Summer drought is beginning to cross the minds of growers as the U.S. Natural Resources Conservation Service says Washington's snowpack is 44 percent of normal and Oregon's is worse.
Dan Wheat

Capital Press

Published on January 7, 2014 10:09AM

The mountain snowpack is 44 percent of normal in Washington and 31 percent of normal in Oregon, raising the specter of a summer drought, says a top water expert for Washington.

It’s still early enough that storms could increase snowpack to 80 percent of normal and drought would be avoided, said Scott Pattee, water supply specialist of the Washington Snow Survey Office of the USDA Natural Resources Conservation Service in Mount Vernon.

December normally is a pretty big snow month while January tends to be colder and drier, he said. Any area under 50 percent at the start of January has slim odds of fully catching up, he said.

“It’s very reminiscent of 2005, which is our last drought on record,” Pattee said. “The thing that saved us then was a wet, cool spring.

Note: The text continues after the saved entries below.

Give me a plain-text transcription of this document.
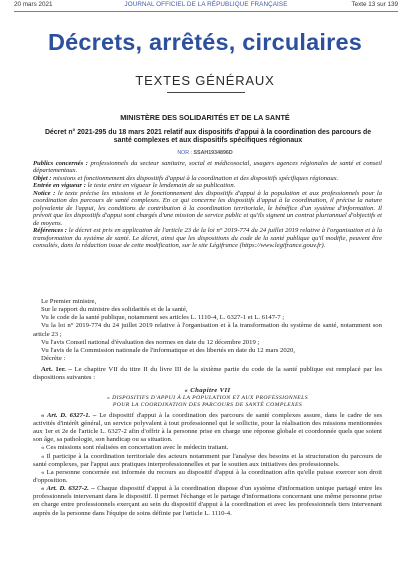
20 mars 2021	JOURNAL OFFICIEL DE LA RÉPUBLIQUE FRANÇAISE	Texte 13 sur 139
Décrets, arrêtés, circulaires
TEXTES GÉNÉRAUX
MINISTÈRE DES SOLIDARITÉS ET DE LA SANTÉ
Décret n° 2021-295 du 18 mars 2021 relatif aux dispositifs d'appui à la coordination des parcours de santé complexes et aux dispositifs spécifiques régionaux
NOR : SSAH1934896D

Publics concernés : professionnels du secteur sanitaire, social et médicosocial, usagers agences régionales de santé et conseil départementaux.

Objet : missions et fonctionnement des dispositifs d'appui à la coordination et des dispositifs spécifiques régionaux.

Entrée en vigueur : le texte entre en vigueur le lendemain de sa publication.

Notice : le texte précise les missions et le fonctionnement des dispositifs d'appui à la population et aux professionnels pour la coordination des parcours de santé complexes. En ce qui concerne les dispositifs d'appui à la coordination, il précise la nature polyvalente de l'appui, les conditions de contribution à la coordination territoriale, le bénéfice d'un système d'information. Il prévoit que les dispositifs d'appui sont chargés d'une mission de service public et qu'ils signent un contrat pluriannuel d'objectifs et de moyens.

Références : le décret est pris en application de l'article 23 de la loi n° 2019-774 du 24 juillet 2019 relative à l'organisation et à la transformation du système de santé. Le décret, ainsi que les dispositions du code de la santé publique qu'il modifie, peuvent être consultés, dans la rédaction issue de cette modification, sur le site Légifrance (https://www.legifrance.gouv.fr).

Le Premier ministre,

Sur le rapport du ministre des solidarités et de la santé,

Vu le code de la santé publique, notamment ses articles L. 1110-4, L. 6327-1 et L. 6147-7 ;

Vu la loi n° 2019-774 du 24 juillet 2019 relative à l'organisation et à la transformation du système de santé, notamment son article 23 ;

Vu l'avis Conseil national d'évaluation des normes en date du 12 décembre 2019 ;

Vu l'avis de la Commission nationale de l'informatique et des libertés en date du 12 mars 2020,

Décrète :

Art. 1er. – Le chapitre VII du titre II du livre III de la sixième partie du code de la santé publique est remplacé par les dispositions suivantes :

« Chapitre VII

« DISPOSITIFS D'APPUI À LA POPULATION ET AUX PROFESSIONNELS

POUR LA COORDINATION DES PARCOURS DE SANTÉ COMPLEXES

« Art. D. 6327-1. – Le dispositif d'appui à la coordination des parcours de santé complexes assure, dans le cadre de ses activités d'intérêt général, un service polyvalent à tout professionnel qui le sollicite, pour la réalisation des missions mentionnées aux 1er et 2e de l'article L. 6327-2 afin d'offrir à la personne prise en charge une réponse globale et coordonnée quels que soient son âge, sa pathologie, son handicap ou sa situation.

« Ces missions sont réalisées en concertation avec le médecin traitant.

« Il participe à la coordination territoriale des acteurs notamment par l'analyse des besoins et la structuration du parcours de santé complexes, par l'appui aux pratiques interprofessionnelles et par le soutien aux initiatives des professionnels.

« La personne concernée est informée du recours au dispositif d'appui à la coordination afin qu'elle puisse exercer son droit d'opposition.

« Art. D. 6327-2. – Chaque dispositif d'appui à la coordination dispose d'un système d'information unique partagé entre les professionnels intervenant dans le dispositif. Il permet l'échange et le partage d'informations concernant une même personne prise en charge entre professionnels exerçant au sein du dispositif d'appui à la coordination et avec les professionnels tiers intervenant auprès de la personne dans l'équipe de soins définie par l'article L. 1110-4.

It made for a long, slow melt and irrigation wasn’t needed as early.”

This fall was dry. Storms skirted Oregon and Central Washington but left more snow in Idaho and Montana, he said. Idaho’s snowpack is at 64 percent of normal and Montana’s is at 115 percent as of Jan. 6, he said.

Tree fruit and row crop growers in Central Washington depend on irrigation. Some orchards were torn out for lack of water in the Yakima Valley in 2005 and pears had insufficient water in the Wenatchee Valley. Water was short in the Methow River in the Okanogan.

As of Jan. 6, the upper Columbia region, from the Methow to the Canadian border, was 71 percent of normal, Pattee said. The central area from Lake Chelan southward was 44 percent, the upper Yakima from Snoqualmie and Blewett passes down was 40 percent and the lower Yakima from White and Chinook passes down the Naches River was 50 percent.

Washington’s low is 22 percent of normal in the Olympic Mountains and the high is 80 percent in the lower Snake River region and Blue Mountains, Pattee said.

“Oregon’s biggest concern is always the Klamath Basin because it’s way over allocated,” he said.

If snowpack doesn’t improve by Feb. 1, government agencies will grow concerned, and by March 1 the Washington Department of Ecology will be looking at stream allocations for junior water right holders, he said.

“If I were an irrigator, I would be watching,” Pattee said, “particularly on the Methow and Entiat where there is no storage (no water reservoirs).” The Entiat basin, north of Wenatchee, is at 25 percent of normal snowpack.

In 2005, Washington’s snowpack was 40 percent of normal on Jan. 6 and 33 percent on April 1. Oregon’s was 45 percent on April 1, Idaho 71 percent and Northern California 157 percent.

Other recent drought years were 2001, 1990 and 1977.